Nous citoyens, à  la lumière des données scientifiques actuelles, sommes convaincus que c’est notre mode de vie qui génère une quantité de gaz à  effet de serre supérieure à  ce que notre planète peut absorber de façon naturelle. Ce surplus est responsable du réchauffement de notre atmosphère. Il en résultera des changements climatiques mondiaux qui deviendront de moins en moins maîtrisables dans le temps. Attendu que

  • les émissions de GES sont dues principalement à  la consommation d'énergies fossiles (charbon, pétrole, gaz) ;
  • les sources d’énergie fossile sont en voie d’épuisement et leur prix ne tient pas compte des effets induits par les émissions de GES ;
  • l’énergie nucléaire présente des risques à  l’exploitation, génère des déchets radioactifs, et présente, en cas de transfert aux pays en voie de développement, deux dangers principaux : danger de prolifération (arme atomique) et risques liés à  l’exploitation et au manque de stabilité politique ;
  • il existe de nombreuses sources d’énergie potentiellement utilisables (vent, soleil, mouvement des marées, géothermie, biomasse, etc.),

nous pensons que

  • la réduction des gaz à  effet de serre est fortement dépendante de la consommation et des choix énergétiques ;
  • il est inéluctable de promouvoir d’autres sources d’énergie ;
  • le nucléaire ne peut être qu’une solution transitoire étant donné les risques encourus.
Il faut donc développer des sources d’énergies renouvelables, pour lesquelles il faut passer au stade de production industrielle. (...)

De quoi fournir une base raisonnable pour réfléchir calmement et échapper aux hystéries de certains.
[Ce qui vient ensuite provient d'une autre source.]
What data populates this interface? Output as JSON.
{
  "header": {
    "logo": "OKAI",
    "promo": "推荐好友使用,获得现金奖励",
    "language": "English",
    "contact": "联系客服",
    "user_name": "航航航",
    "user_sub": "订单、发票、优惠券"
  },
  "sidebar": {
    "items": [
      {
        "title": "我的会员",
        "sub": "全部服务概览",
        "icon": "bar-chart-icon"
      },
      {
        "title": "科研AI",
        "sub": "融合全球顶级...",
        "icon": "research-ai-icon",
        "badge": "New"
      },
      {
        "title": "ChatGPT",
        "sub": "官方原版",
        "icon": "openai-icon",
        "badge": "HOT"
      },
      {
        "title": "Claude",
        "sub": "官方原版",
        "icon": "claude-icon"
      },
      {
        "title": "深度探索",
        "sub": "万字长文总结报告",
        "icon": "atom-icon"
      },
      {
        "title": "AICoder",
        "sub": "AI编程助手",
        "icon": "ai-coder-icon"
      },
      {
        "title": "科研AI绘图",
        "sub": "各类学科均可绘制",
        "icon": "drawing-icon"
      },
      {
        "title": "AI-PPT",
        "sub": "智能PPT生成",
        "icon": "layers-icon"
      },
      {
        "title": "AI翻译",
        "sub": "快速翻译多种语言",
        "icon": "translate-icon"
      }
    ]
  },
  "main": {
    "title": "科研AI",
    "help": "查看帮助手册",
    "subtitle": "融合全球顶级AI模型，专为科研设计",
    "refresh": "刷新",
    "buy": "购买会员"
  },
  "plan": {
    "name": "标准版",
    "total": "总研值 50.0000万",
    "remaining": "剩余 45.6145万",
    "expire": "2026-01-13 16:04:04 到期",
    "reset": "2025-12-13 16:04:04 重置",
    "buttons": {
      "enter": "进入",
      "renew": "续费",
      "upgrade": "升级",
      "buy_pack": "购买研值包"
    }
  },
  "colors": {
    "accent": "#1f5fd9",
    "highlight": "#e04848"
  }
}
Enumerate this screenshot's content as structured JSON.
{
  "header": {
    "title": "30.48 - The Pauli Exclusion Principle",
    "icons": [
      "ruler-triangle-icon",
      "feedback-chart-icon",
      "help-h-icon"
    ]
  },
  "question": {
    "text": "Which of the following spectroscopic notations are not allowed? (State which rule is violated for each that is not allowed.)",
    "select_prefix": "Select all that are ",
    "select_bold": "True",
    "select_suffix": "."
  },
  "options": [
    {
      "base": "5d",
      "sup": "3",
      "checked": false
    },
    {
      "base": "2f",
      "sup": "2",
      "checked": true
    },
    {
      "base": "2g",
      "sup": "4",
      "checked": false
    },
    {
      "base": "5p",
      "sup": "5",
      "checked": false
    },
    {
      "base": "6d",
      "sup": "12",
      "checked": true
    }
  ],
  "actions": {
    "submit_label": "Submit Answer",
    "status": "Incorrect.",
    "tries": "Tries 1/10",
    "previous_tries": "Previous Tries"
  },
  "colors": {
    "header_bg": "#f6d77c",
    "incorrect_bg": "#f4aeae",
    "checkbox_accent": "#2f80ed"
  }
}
Certes, les experts qui conseillent nos gouvernements ne suivront probablement jamais Allègre et nous pouvons dormir sur nos deux oreilles. Mais quid d'un Jospin s'il avait été élu ? Quid de certains hommes politiques qui voudraient faire du zèle et endosser l'alibi Allègre pour satisfaire des lobbys économiques et industriels ? Quand je dis que les conférences de citoyens ont du bon, c'est qu'elles fournissent une base saine aux débats et engagent la société civile dans la définition de son avenir, loin des prises de becs et jeux de coudes !!